1

I have this situation:

SELECT uf.*, SUM(uto.points) AS total_points_live, 
             SUM(utl.points) AS total_points_online,
             (total_points_live + total_points_online) AS total_points
FROM users AS uf    
            LEFT JOIN users_tourney_online AS uto
                ON uto.id_users = uf.id 
            LEFT JOIN users_tourney_live AS utl
                ON utl.id_users = uf.id
GROUP BY uf.id ORDER BY total_points DESC

But not working because aliases cannot be used.

Can you help me?

Regards,

1
  • 1 column group by may produce indeterminate columns when you select * and is illegal in most sql dialects when there are more non aggregate columns in the select clause than the group by. And there is a good chance you may trip up on this if you ever upgrade or have an environment where 'only_full_group_by' is set. Commented Apr 3, 2020 at 13:56

1 Answer 1

3

You cannot use an alias defined in the same SELECT clause it is defined.

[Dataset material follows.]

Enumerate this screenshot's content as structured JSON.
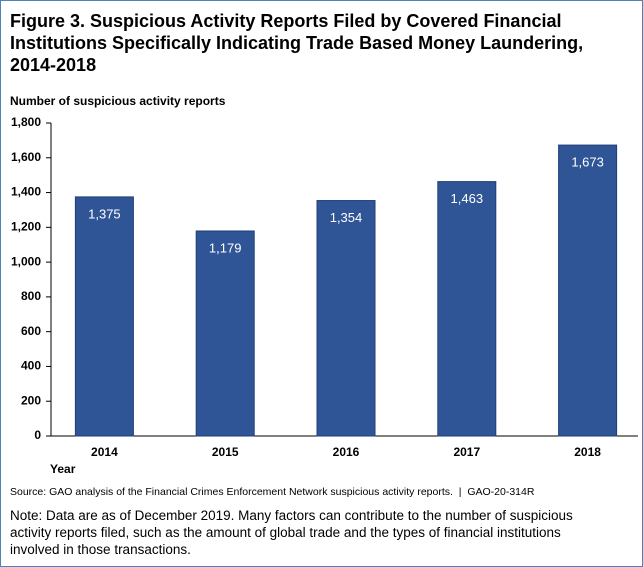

You would need to repeat the expression:

SUM(uto.points) + SUM(utl.points) AS total_points

If the SUMs may be NULL:

COALESCE(SUM(uto.points), 0) + COALESCE(SUM(utl.points), 0) AS total_points

Alternatively, you can use a subquery:

SELECT t.*, coalesce(total_points_live, 0) + coalesce(total_points_online, 0) total_points
FROM (
    SELECT uf.*, SUM(uto.points) AS total_points_live, SUM(utl.points) AS total_points_online
    FROM ...
    GROUP BY uf.id
) t
ORDER BY total_points desc

Unrelated note: GROUP BY and SELECT * do not go along well together; it is a good practice to enumerate all non-aggregated columns in the GROUP BY clause (although MySQL is somewhat lax about it).